The company boosted its credit outlook for the world's largest economy to stable from negative before trading started on that day, and the announcement caused the benchmark S&P 500 Index to rise 0.1 percent to 1,645.30 at 12:40 p.m. EST, according to Bloomberg.

In making its decisions, Standard & Poor's noted that the nation's financial risks are lower than they were before, the media outlet reports. The Dow Jones Industrial Average, another key group of stocks, was also having a good day, trading 0.1 percent higher at 15,257.91. 

This index changed direction and dropped slightly, trading down 0.1 percent later in the afternoon at 15,234, according to MarketWatch. At the time, 18 of the of the 30 securities contained in the Dow were lower.

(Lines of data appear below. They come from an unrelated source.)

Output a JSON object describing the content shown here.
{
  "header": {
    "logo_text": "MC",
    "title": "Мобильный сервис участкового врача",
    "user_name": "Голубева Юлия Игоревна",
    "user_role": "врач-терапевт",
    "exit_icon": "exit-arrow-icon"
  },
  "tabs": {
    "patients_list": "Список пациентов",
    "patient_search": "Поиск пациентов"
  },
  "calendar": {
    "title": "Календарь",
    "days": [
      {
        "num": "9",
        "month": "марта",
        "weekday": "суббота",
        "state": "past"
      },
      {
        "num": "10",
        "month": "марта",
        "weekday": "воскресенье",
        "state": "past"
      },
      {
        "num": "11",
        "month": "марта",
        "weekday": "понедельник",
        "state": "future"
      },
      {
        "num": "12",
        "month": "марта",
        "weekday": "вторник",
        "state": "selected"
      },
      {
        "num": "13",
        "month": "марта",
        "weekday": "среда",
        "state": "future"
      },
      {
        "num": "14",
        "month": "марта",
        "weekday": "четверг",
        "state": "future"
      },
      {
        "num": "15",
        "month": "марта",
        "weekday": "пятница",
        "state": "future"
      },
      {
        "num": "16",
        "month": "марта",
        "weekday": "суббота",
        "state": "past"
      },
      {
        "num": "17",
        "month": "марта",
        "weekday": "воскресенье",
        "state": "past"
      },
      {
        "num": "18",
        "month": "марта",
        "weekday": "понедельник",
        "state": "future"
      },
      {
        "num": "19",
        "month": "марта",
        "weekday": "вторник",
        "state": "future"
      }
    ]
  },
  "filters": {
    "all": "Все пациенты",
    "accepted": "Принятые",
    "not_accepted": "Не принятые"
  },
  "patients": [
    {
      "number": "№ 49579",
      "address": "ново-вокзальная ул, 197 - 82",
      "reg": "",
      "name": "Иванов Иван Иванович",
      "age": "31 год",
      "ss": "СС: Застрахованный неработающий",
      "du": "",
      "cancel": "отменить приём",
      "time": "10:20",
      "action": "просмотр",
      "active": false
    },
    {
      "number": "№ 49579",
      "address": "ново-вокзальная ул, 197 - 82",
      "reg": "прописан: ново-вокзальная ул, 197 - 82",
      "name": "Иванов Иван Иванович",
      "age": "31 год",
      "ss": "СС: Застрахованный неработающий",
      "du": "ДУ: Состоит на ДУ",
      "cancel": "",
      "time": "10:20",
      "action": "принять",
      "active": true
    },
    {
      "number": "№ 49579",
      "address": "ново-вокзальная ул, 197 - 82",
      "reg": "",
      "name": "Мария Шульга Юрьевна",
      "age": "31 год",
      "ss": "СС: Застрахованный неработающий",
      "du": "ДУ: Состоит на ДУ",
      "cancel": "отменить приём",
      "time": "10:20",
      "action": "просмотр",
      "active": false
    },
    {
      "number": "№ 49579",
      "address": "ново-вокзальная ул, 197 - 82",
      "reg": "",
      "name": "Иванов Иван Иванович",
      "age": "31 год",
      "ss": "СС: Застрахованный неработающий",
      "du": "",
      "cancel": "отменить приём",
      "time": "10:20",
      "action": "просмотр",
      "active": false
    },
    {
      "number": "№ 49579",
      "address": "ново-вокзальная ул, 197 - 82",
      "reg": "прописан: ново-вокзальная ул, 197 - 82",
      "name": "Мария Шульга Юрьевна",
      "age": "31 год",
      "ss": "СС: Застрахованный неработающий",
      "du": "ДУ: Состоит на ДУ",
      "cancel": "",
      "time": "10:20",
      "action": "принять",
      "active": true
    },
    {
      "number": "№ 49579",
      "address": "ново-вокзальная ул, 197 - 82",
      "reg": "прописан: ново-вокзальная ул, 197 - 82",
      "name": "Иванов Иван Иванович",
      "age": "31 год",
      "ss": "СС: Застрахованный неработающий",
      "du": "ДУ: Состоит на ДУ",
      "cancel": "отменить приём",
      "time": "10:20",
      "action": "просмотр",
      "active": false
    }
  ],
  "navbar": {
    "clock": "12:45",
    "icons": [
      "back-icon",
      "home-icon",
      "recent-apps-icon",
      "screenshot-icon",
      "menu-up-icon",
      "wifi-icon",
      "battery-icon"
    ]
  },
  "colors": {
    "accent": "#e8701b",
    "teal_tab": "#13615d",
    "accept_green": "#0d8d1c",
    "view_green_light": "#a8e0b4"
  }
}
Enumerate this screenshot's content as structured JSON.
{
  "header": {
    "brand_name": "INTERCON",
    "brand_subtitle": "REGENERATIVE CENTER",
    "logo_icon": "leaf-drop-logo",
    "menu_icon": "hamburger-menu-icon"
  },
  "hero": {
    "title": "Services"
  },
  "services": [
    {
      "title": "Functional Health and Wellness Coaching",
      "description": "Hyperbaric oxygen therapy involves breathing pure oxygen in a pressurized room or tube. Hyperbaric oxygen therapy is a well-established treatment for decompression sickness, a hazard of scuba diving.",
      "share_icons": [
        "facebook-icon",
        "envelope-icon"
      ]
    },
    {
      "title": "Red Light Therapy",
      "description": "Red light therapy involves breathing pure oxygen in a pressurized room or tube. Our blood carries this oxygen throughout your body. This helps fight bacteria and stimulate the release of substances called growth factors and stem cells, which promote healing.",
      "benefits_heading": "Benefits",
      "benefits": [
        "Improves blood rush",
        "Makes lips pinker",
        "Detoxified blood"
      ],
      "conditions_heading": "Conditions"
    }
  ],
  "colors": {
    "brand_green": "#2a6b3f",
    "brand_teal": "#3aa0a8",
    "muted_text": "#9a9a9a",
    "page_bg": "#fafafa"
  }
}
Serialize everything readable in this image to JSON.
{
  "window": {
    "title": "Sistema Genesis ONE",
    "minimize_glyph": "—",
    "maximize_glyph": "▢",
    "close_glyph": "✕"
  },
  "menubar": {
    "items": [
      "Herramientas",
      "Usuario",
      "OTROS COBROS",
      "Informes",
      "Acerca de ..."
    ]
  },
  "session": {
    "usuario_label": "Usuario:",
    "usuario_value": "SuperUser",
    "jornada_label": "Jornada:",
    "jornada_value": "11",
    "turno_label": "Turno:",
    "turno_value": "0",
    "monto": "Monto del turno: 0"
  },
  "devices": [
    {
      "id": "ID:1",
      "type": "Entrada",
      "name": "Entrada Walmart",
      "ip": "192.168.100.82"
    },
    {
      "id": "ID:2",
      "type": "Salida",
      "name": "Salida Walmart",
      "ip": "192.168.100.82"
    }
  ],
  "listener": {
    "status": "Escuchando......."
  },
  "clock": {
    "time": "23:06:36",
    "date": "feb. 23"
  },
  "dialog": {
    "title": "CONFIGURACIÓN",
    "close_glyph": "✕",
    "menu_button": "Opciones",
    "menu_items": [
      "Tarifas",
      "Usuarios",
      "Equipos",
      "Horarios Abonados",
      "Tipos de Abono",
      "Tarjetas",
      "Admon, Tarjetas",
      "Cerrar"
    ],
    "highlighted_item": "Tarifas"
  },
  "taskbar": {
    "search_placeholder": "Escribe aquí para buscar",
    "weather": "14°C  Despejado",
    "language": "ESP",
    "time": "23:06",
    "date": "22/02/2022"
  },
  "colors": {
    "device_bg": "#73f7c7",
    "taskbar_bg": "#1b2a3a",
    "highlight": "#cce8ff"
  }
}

These fluctuations happened after the index surged more than 200 points on June 7.

Federal Reserve speculation persists
Another key variable you should know about if you want a good sense of how the news impacts asset markets is the decisions of the Federal Reserve in terms of economic stimulus.

While the organization is currently buying $85 billion worth of debt-based securities every month, there is significant speculation surrounding if and when this regimen of purchases will change.

Statements have been made by various voting members of the Federal Open Market Committee related to when the organization will make adjustments to the amount of assets being bought on a regular basis.

Bullard's speech
One of these key communications was recently made by James Bullard, president of the St. Louis Federal Reserve, who noted that the existing program of bond purchases could potentially be continued given the existing inflationary pressures, according to Bloomberg.

Even though "labor market conditions have improved since last summer," he stated in remarks prepared for a panel discussion, "surprisingly low inflation readings may mean the Committee can maintain its aggressive program over a longer time frame," the media outlet reports.